Chemical control (protected herbs)

There are very few pesticides available for the control of spider mites on protected herbs. Effective chemical control of the pest is difficult due to the mites infesting the undersides of leaves. A pesticide should only be used if necessary and should be selected carefully, taking into account pesticide compatibility within IPM (see Section A – Principles of IPM) and harvest interval (see Table 2 on the homepage).

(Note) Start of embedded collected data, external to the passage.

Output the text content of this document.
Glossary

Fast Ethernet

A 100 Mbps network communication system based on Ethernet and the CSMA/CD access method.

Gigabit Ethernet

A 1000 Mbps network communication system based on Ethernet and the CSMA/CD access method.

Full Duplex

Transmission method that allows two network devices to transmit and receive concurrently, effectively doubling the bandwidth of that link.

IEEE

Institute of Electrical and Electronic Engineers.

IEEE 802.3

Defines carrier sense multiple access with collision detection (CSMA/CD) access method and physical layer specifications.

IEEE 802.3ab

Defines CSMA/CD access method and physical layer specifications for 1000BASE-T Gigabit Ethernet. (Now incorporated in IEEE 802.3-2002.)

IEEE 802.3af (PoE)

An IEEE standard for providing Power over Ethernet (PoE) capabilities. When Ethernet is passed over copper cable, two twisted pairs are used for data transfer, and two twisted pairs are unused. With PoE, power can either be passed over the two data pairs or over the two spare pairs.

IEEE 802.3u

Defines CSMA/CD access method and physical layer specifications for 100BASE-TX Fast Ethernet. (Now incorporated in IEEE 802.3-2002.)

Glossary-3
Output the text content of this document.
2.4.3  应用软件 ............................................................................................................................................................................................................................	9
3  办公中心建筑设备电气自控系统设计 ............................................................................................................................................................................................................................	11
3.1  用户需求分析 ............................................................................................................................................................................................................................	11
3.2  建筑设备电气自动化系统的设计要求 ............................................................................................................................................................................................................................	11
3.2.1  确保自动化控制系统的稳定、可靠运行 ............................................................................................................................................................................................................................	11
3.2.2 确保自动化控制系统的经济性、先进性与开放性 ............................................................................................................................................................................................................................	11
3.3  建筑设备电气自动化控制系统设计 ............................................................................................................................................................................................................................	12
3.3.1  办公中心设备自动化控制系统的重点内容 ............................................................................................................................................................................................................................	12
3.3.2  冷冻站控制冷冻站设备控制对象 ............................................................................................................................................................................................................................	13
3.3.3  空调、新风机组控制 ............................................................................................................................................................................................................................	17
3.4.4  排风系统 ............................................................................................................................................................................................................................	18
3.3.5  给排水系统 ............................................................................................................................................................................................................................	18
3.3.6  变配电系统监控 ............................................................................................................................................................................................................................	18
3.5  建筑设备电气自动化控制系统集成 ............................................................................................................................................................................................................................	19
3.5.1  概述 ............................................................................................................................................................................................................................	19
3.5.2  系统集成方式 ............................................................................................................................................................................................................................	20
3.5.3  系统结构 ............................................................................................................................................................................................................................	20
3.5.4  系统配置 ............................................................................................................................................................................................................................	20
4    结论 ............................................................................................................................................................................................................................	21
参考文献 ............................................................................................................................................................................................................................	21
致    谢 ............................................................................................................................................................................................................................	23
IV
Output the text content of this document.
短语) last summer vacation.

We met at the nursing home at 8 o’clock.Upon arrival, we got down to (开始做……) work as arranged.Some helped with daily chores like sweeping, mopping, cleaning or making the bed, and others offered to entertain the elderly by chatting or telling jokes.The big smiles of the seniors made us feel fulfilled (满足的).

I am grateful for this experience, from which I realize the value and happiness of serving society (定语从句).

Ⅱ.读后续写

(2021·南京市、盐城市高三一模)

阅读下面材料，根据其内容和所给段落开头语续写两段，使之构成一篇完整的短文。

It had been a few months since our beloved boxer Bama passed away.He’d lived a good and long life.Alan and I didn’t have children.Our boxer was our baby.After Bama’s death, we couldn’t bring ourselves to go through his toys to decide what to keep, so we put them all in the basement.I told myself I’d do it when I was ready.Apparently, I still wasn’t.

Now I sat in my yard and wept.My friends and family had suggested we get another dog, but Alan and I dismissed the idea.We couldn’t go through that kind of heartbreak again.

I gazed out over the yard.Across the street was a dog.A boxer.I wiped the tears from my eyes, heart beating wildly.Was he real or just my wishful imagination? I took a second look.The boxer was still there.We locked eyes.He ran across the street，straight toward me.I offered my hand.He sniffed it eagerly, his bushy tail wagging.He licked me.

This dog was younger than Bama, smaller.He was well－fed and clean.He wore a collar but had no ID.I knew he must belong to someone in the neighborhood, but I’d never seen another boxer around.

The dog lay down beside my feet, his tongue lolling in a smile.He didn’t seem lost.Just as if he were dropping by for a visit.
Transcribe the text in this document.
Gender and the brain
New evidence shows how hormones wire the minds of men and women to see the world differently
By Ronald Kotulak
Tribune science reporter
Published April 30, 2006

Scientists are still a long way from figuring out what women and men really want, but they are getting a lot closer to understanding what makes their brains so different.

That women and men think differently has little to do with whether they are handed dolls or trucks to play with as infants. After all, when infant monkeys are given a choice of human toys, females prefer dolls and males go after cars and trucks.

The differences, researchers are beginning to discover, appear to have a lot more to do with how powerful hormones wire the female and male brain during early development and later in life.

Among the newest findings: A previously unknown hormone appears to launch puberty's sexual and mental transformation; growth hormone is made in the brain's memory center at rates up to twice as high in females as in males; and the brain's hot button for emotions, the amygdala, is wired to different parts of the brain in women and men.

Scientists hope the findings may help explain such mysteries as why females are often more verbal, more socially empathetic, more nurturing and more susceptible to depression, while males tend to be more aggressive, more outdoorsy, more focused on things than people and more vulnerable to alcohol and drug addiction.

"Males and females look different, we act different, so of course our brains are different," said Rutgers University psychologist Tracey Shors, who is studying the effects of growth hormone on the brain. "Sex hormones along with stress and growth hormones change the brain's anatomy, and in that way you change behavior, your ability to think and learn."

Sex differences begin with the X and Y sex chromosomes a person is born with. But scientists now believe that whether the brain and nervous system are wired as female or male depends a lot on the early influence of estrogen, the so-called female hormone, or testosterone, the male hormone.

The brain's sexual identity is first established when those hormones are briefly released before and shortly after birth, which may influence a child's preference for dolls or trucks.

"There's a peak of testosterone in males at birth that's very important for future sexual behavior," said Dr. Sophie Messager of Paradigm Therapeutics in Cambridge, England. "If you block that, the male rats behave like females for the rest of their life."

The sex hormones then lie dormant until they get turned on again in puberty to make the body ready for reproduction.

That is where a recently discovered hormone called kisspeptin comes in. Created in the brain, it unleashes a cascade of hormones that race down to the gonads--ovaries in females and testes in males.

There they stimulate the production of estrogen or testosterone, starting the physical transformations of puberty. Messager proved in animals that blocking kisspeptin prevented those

For specific information on safety of pesticides to individual biological control agents, consult your biological control supplier. General guidelines on the selection and compatibility of pesticides within IPM are given below:

‘Safe’ in IPM
The following products are safe to biological agents once spray deposits are dry, and should give some control of spider mites. However, repeated applications will have more impact on biological control agents than single applications. All act by contact only, so good coverage of the undersides of the leaves is necessary:

  • Eradicoat or Majestik (maltodextrin). Acts by physical means. Approved for use on any protected edible or non-edible crop
  • SB Plant Invigorator (a formulation of surfactants and nutrients). Acts by physical means. May currently be used on any crop.

‘Harmful’ in IPM

  • Dynamec, Acaramik and Clayton Abba (abamectin) have Extension of Authorisation for Minor Use (EAMU) for use on protected herbs. Abamectin is harmful to many biological control agents. However, its persistence is short, thus it can be used within IPM if timed carefully. Repeated applications will be more harmful to biological control agents than single applications.
  • Spruzit and Pyrethrum 5 EC (pyrethrins) are approved for use on protected and outdoor edible crops including herbs, and claims control of spider mites. Spider mite resistance to pyrethrins is likely, although the oil component of Spruzit should give some control. Pyrethrins are harmful to many biological control agents, but only for a few days after application, thus can usually be used with care within IPM programmes. N.B. Spruzit has been known to cause leaf damage to curly parsley. The product should be tested on a few plants first for any herb species, before using on a large scale, particularly if more than one application is made. See product label for full details.
  • Full details for the use of biological control agents and compatibility of pesticides are available from biological control suppliers or consultants. Also see Section A – Principles of IPM.
  • Pesticide approval information in this guideline is current at 29 April 2013.
  • Regular changes occur in the approval status of pesticides arising from changes in pesticide legislation or from other reasons. For the most up to date information, please check with a professional supplier or the CRD website http://www.pesticides.gov.uk/.  General enquiries on pesticides and detergents are now being handled by the Defra Helpline (as of April 2013): Tel: 08459 33 55 77.
  • Always follow label recommendations or statutory conditions for use on Extension of Authorisation for Minor Use (EAMU) notices of approval.
  • Always follow instructions for Pesticide Resistance Management guidelines given on the label or EAMU.
  • Growers must hold a paper or electronic copy of the current EAMU before using any product under the EAMU arrangements. Any use of a pesticide with a EAMU is at grower’s own risk. Relevant EAMUs are sent to HDC members by HDC, or are available from CRD (see above) or from consultants.
  • Use pesticides safely.

 

Further information

HDC Factsheet 08/05. The biology and control of two-spotted spider mite in nursery stock.